Cissy and Sue were seated on the sofa near the fire, side by side. Automatically her eyes went to the chair nearest the inglenook where normally in weather like this the two cats would be lying, in a heap of black and white fur. There was no sign of them. Greg was standing in the kitchen, leaning on the back of one of the bent oak chairs. He seemed to be gazing into space, ‘How is he?’ he asked as she wandered listlessly over to him.
She shrugged. ‘Not good.’
He looked at her hard. ‘Joe will get through, Ma.’
She tried to smile. ‘I’m sure he will. But I don’t think it will be in time for your father, Greg. We have to prepare ourselves.’
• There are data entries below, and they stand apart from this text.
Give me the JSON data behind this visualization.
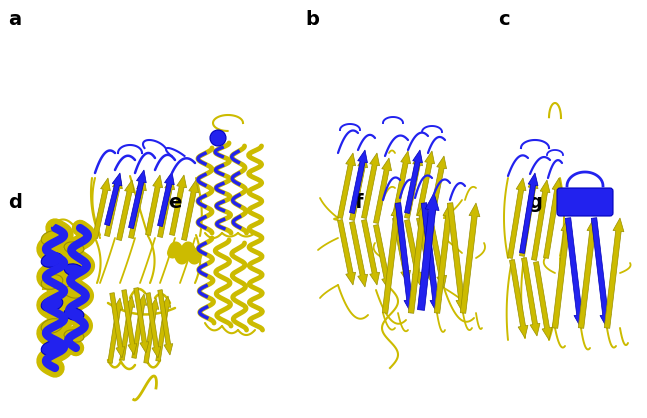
{
  "background_color": "#ffffff",
  "labels": [
    "a",
    "b",
    "c",
    "d",
    "e",
    "f",
    "g"
  ],
  "label_fontsize": 14,
  "label_fontweight": "bold",
  "yellow": "#ccbb00",
  "blue": "#2222ee",
  "yellow_dark": "#999000",
  "blue_dark": "#0000bb"
}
He put his arm round her, pulling her close against him. ‘It was bound to happen one day. We knew he hadn’t got long,’ he said gently.
She nodded dumbly.
‘He always said he wanted to go here and not in hospital.’
‘I know.’ It was a whisper.
‘Shall I go and sit with him for a bit?’ He dropped a kiss onto the top of her head. ‘You get some sleep; you look completely flaked out. I’ll call you if he needs you.’
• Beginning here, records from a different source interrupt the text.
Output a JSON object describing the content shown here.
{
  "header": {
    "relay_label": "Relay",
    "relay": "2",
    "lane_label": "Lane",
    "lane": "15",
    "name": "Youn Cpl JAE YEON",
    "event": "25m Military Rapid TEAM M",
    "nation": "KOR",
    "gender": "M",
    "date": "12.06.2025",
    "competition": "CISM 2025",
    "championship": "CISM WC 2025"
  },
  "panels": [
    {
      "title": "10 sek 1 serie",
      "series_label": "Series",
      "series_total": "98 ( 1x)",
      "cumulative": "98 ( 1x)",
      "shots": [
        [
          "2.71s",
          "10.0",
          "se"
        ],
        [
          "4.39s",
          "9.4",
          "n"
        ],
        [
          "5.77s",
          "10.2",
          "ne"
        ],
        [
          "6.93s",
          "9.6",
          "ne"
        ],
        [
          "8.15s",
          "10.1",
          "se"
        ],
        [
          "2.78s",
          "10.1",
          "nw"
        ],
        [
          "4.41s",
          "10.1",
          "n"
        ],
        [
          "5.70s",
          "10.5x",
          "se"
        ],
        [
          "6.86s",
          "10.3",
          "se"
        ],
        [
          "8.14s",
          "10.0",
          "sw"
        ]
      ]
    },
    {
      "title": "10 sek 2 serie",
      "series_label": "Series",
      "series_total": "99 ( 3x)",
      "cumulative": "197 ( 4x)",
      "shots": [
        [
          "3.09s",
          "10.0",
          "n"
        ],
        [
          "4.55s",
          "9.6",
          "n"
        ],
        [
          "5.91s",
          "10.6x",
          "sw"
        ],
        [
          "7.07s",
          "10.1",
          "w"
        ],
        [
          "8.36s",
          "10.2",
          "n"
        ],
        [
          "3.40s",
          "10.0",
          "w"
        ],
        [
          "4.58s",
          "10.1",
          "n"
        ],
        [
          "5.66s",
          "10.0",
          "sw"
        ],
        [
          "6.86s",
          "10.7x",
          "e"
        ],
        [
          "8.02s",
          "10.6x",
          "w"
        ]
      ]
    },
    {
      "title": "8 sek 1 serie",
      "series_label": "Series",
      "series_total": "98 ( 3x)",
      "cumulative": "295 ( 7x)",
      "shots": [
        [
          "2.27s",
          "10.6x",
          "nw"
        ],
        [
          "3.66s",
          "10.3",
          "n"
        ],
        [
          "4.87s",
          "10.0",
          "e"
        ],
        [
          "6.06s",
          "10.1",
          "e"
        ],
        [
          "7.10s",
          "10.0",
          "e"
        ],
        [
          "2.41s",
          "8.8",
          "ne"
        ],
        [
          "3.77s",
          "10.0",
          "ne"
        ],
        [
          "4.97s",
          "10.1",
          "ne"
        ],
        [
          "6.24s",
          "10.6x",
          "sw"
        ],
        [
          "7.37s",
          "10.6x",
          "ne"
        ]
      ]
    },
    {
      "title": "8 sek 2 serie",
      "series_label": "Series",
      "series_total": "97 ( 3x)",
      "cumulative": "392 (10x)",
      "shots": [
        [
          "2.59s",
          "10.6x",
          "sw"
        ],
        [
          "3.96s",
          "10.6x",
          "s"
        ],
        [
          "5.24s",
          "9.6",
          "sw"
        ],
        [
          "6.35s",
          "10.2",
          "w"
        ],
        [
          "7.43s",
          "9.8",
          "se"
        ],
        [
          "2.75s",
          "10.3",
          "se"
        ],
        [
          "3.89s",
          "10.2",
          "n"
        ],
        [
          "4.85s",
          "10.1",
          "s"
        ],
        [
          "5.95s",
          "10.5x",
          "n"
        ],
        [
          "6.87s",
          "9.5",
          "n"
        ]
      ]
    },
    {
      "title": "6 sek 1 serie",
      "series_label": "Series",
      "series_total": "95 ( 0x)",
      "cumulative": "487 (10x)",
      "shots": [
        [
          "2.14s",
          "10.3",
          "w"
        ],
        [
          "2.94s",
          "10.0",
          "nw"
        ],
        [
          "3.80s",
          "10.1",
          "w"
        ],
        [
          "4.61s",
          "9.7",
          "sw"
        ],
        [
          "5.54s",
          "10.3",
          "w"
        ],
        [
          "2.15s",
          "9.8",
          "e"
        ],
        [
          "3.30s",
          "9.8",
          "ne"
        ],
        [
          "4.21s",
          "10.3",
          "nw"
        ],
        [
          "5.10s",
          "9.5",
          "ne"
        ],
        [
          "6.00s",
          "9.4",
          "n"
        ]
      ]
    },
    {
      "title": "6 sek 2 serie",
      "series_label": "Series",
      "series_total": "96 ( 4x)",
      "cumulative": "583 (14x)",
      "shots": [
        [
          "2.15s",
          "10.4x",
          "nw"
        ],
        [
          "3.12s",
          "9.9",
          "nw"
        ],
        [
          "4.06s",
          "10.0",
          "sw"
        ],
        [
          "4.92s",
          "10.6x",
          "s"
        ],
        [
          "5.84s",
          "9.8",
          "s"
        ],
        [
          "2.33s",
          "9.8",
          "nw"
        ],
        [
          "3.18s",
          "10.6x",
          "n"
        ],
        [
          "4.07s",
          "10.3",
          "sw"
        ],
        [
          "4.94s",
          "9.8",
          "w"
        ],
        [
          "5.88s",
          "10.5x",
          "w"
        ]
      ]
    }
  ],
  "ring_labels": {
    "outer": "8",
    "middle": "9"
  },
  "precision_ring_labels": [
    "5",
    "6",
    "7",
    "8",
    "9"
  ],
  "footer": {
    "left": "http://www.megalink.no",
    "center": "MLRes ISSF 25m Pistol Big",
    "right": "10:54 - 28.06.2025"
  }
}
She nodded. With a glance at the two dozing on the sofa, she went to the door at the foot of the staircase ‘The moment he needs me, Greg,’ she repeated softly.
‘I promise.’
The staircase was cold and the upper floor of the house dark as she climbed wearily up to the bedroom she had shared with Roger for so many years. For a moment she stood in the doorway looking round, vividly aware in some inner part of herself that he would never walk through this door again. On the floor, in the corner, a pathetic reminder that Christmas was barely two weeks away, a pile of presents lay, partially hidden by a rug.
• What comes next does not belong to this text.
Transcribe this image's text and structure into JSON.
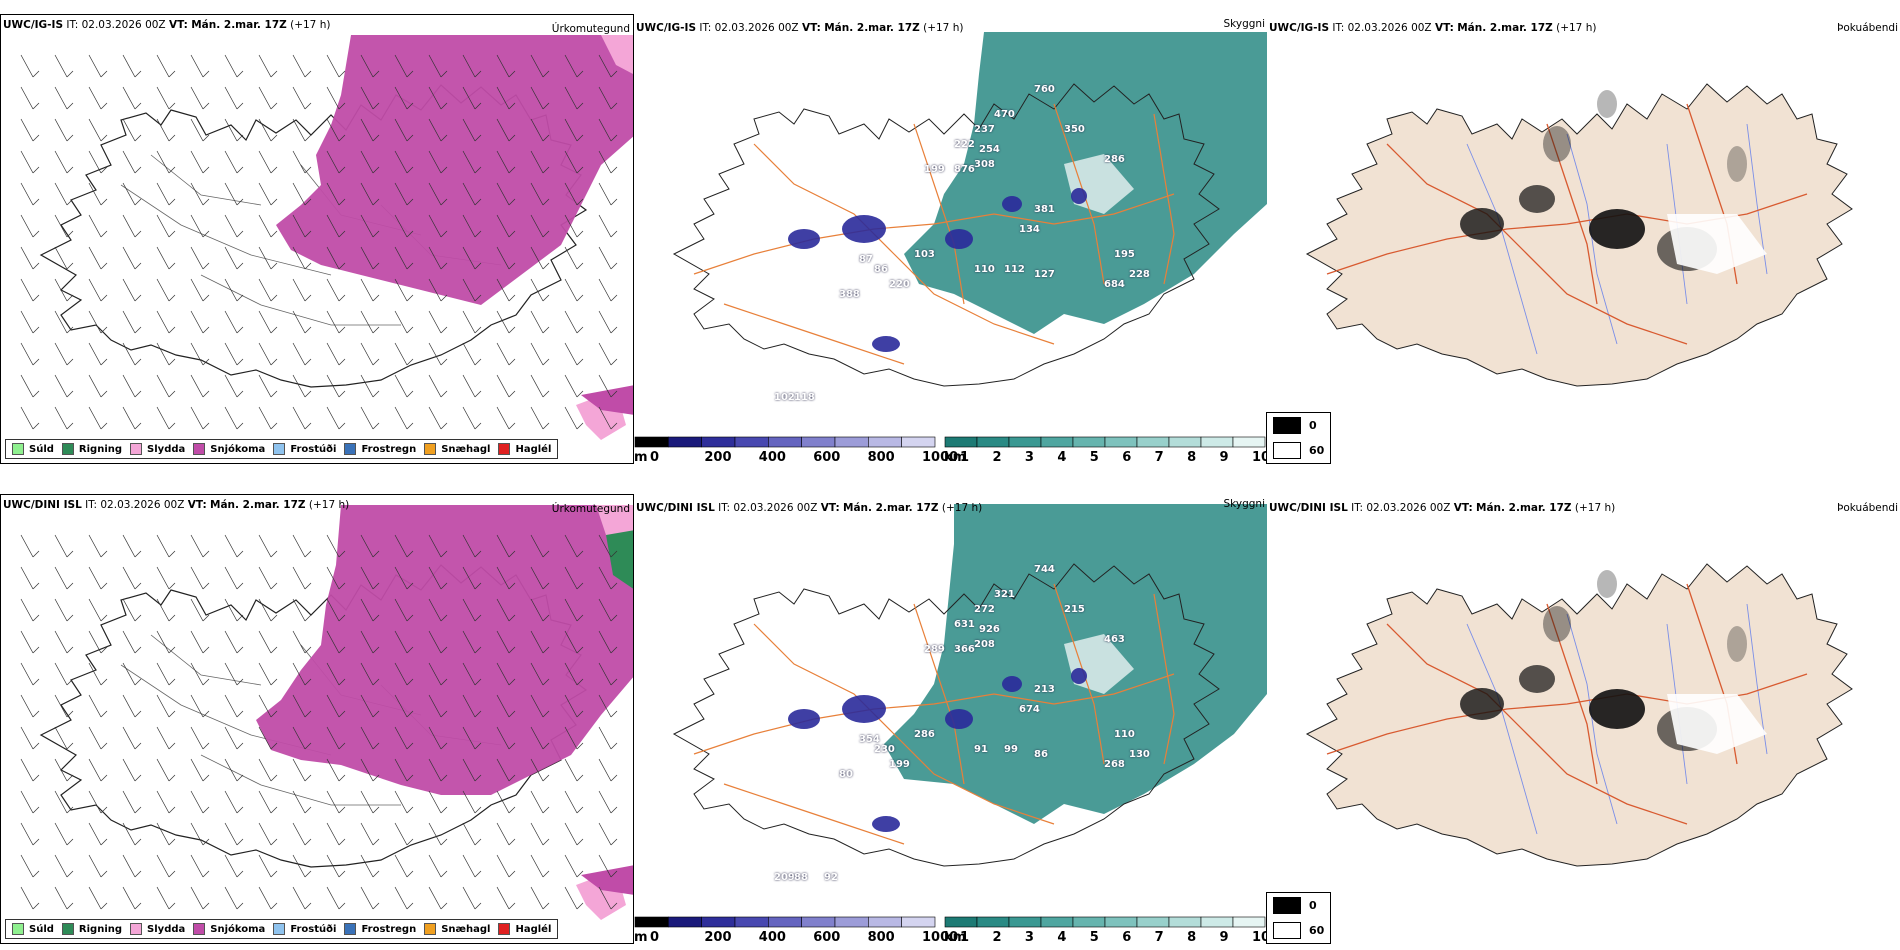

She walked across to the low window and stared out. It was growing light, but the snow was thick now, whirling through the air, blotting out the horizon. In this east-facing bedroom you could usually see across the dunes towards the sea, but today she was conscious of nothing but grey and white – a moving, whirling mass of nothing. Disorientated, she turned – and stopped short.
The woman by the bed was so clear she could see every detail of her clothes, her hair, her skin, her eyes. For a moment they stood there, their eyes locked together and for the first time Diana knew that Claudia could see her as clearly as she could see Claudia.
‘Sweet Blessed Jesus!’ The words were out of her mouth before she knew she had spoken. ‘What do you want?
For a fraction of a moment longer they stared at each other, then Claudia was gone.
‘Ma.’ Greg’s voice from the foot of the stairs was urgent. ‘Ma, come quickly.’
Diana whirled back to the door conscious with some part of her brain that the room smelled of a sweet, sickly perfume. ‘What is it? What’s wrong?’
‘He wants you.’ Greg hobbled ahead of her towards the study. Roger was lying propped up against the pillows and cushions. He was breathing with difficulty and his cheeks, which for so long had been colourless, had a livid, painful colour to them.